Dobrzyński dodał, że kierowca motorówki miał 0,3 promila alkoholu w wydychanym powietrzu. Sekcja zwłok wykaże, czy pod wpływem alkoholu był także funkcjonariusz, który się utopił.
Do zdarzenia doszło w środę wieczorem nad jeziorem Białe k. Augustowa (podlaskie), gdzie odbywał się bankiet z okazji wizyty prezydentów Polski i Litwy.
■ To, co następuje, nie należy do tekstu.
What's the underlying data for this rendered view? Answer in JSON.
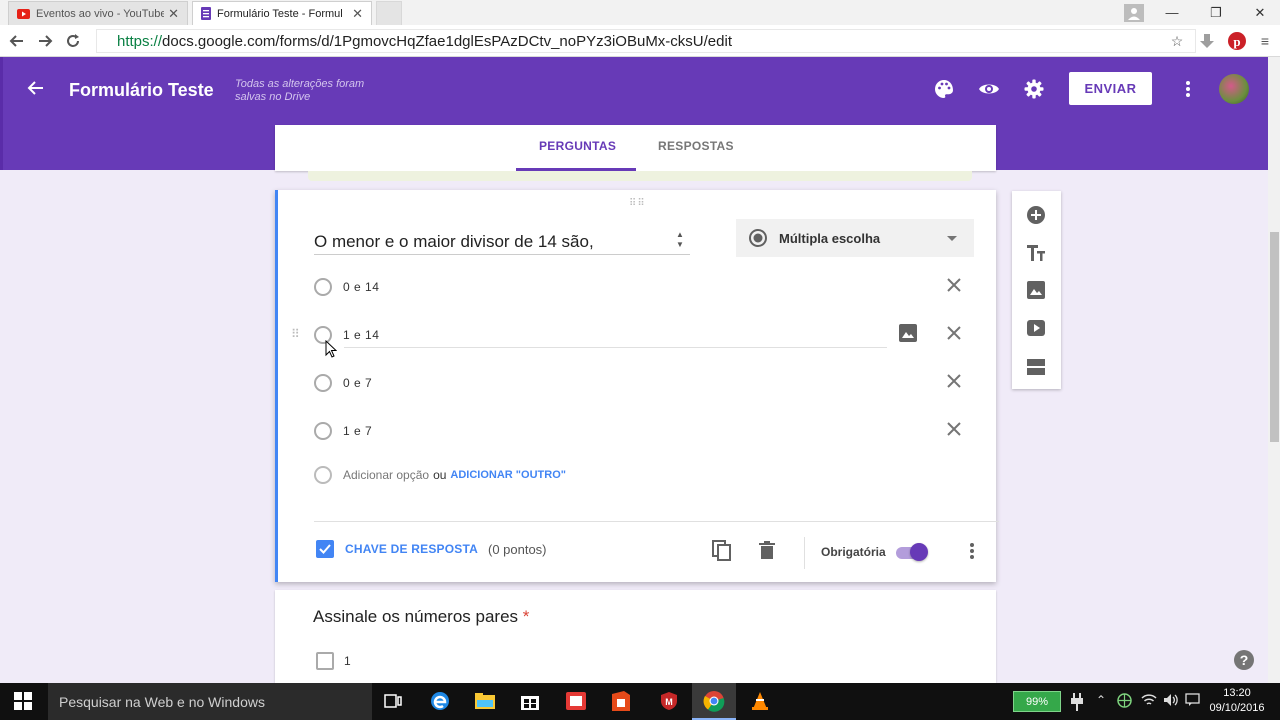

Po bankiecie trzech funkcjonariuszy postanowiło przejechać się motorówką. Jak dowiedziała się PAP, pili oni wcześniej alkohol. Świadkowie mówią, że przejażdżka motorówką przerodziła się w szarżę. Wtedy jeden z policjantów wypadł z rozpędzonej motorówki, uderzając się w tył głowy. Momentalnie poszedł na dno. Gdy jego dwaj koledzy z motorówki to zauważyli i zawrócili, ciała już nie znaleźli.
Według policji wydarzyło się to przed godz. 18. Potem policjanci wezwali płetwonurków ze straży pożarnej, którzy dopiero o 21.30 znaleźli i wydobyli z jeziora zwłoki policjanta.
Dobrzyński powiedział, że jeśli badanie krwi potwierdzi, że funkcjonariusz prowadzący motorówkę był pod wpływem alkoholu, komendant wojewódzki złoży wniosek o wydalenie go ze służby.
Sprawą zajęła się prokuratura, a komendant wojewódzki w Białymstoku powołał specjalną grupę wyjaśniającą.